ColBERT Provider¶
Multi-vector embedding generation using ColBERT models.
What is ColBERT?¶
ColBERT (Contextualized Late Interaction over BERT) produces multiple vectors per text - one for each token. This enables fine-grained, token-level matching.

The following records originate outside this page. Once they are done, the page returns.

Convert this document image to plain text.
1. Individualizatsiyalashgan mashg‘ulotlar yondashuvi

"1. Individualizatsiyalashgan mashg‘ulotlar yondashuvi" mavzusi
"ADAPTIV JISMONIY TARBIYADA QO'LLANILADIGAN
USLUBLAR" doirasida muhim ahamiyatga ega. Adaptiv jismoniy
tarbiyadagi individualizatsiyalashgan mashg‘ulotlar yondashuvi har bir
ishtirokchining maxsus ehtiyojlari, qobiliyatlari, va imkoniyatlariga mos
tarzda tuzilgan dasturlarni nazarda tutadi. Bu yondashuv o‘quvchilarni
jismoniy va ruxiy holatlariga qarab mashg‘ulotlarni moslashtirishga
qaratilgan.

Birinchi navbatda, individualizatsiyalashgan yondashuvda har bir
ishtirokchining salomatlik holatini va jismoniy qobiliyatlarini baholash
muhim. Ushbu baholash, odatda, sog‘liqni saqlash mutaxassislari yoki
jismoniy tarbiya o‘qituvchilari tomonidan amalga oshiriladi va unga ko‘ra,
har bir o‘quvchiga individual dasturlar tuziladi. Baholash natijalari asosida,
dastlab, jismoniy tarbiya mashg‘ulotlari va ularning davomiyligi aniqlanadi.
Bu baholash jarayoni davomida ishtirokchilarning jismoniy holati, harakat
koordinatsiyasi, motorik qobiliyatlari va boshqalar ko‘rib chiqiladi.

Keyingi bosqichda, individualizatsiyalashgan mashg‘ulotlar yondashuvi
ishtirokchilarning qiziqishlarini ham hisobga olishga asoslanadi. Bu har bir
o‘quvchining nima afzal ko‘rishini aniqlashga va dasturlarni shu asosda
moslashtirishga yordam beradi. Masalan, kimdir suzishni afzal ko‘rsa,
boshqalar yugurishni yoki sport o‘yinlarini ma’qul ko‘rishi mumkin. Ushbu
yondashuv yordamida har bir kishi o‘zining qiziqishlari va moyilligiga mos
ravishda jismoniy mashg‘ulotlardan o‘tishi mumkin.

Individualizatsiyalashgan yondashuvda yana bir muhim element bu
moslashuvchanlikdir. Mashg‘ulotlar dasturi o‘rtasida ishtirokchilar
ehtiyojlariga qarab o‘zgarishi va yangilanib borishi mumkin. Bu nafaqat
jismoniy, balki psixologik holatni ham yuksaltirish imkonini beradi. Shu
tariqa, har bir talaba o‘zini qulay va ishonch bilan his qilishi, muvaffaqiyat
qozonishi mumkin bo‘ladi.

Late Interaction: Query and document are encoded independently, then compared token-by-token using MaxSim scoring.
Requirements¶
# Using virtualenv with uv (recommended)
./scripts/setup_venv.sh
uv pip install transformers torch --python .venv/bin/python
# Or install manually
pip install transformers torch
Configuration¶
%% Using virtualenv (recommended)
{ok, State} = barrel_embed:init(#{
embedder => {colbert, #{
venv => "/absolute/path/to/.venv",
model => "colbert-ir/colbertv2.0", % default
timeout => 120000 % default, ms
}}
}).
%% Using system Python
{ok, State} = barrel_embed:init(#{
embedder => {colbert, #{
python => "python3", % default
model => "colbert-ir/colbertv2.0", % default
timeout => 120000 % default, ms
}}
}).
Options¶
| Option | Type | Default | Description |
|---|---|---|---|
venv |
string | undefined |
Path to virtualenv (recommended) |
python |
string | "python3" |
Python executable (if no venv) |
model |
string | "colbert-ir/colbertv2.0" |
Model name |
timeout |
integer | 120000 |
Timeout in milliseconds |
Supported Models¶
| Model | Dimensions | Notes |
|---|---|---|
colbert-ir/colbertv2.0 |
128 | Default, standard ColBERT |
answerdotai/answerai-colbert-small-v1 |
96 | Smaller, faster |
jinaai/jina-colbert-v2 |
128 | Long context (8192 tokens) |
Multi-Vector Format¶
ColBERT returns a list of token vectors:
[
[0.1, 0.2, ...], % vector for token 1
[0.3, 0.4, ...], % vector for token 2
[0.5, 0.6, ...], % vector for token 3
...
]
API¶
Native Multi-Vector API¶
%% Single text - returns list of token vectors
{ok, TokenVecs} = barrel_embed_colbert:embed_multi(<<"document text">>, Config).
%% Batch
{ok, MultiVecs} = barrel_embed_colbert:embed_batch_multi(Texts, Config).
MaxSim Scoring¶
ColBERT uses MaxSim for scoring:
%% Calculate MaxSim score between query and document
QueryVecs = ..., % from embed_multi
DocVecs = ..., % from embed_multi
Score = barrel_embed_colbert:maxsim_score(QueryVecs, DocVecs).
Dense API (Mean Pooling)¶
For compatibility, ColBERT can return a single vector via mean pooling:
Note
Mean pooling loses the fine-grained matching capability. Use embed_multi/2 for best results.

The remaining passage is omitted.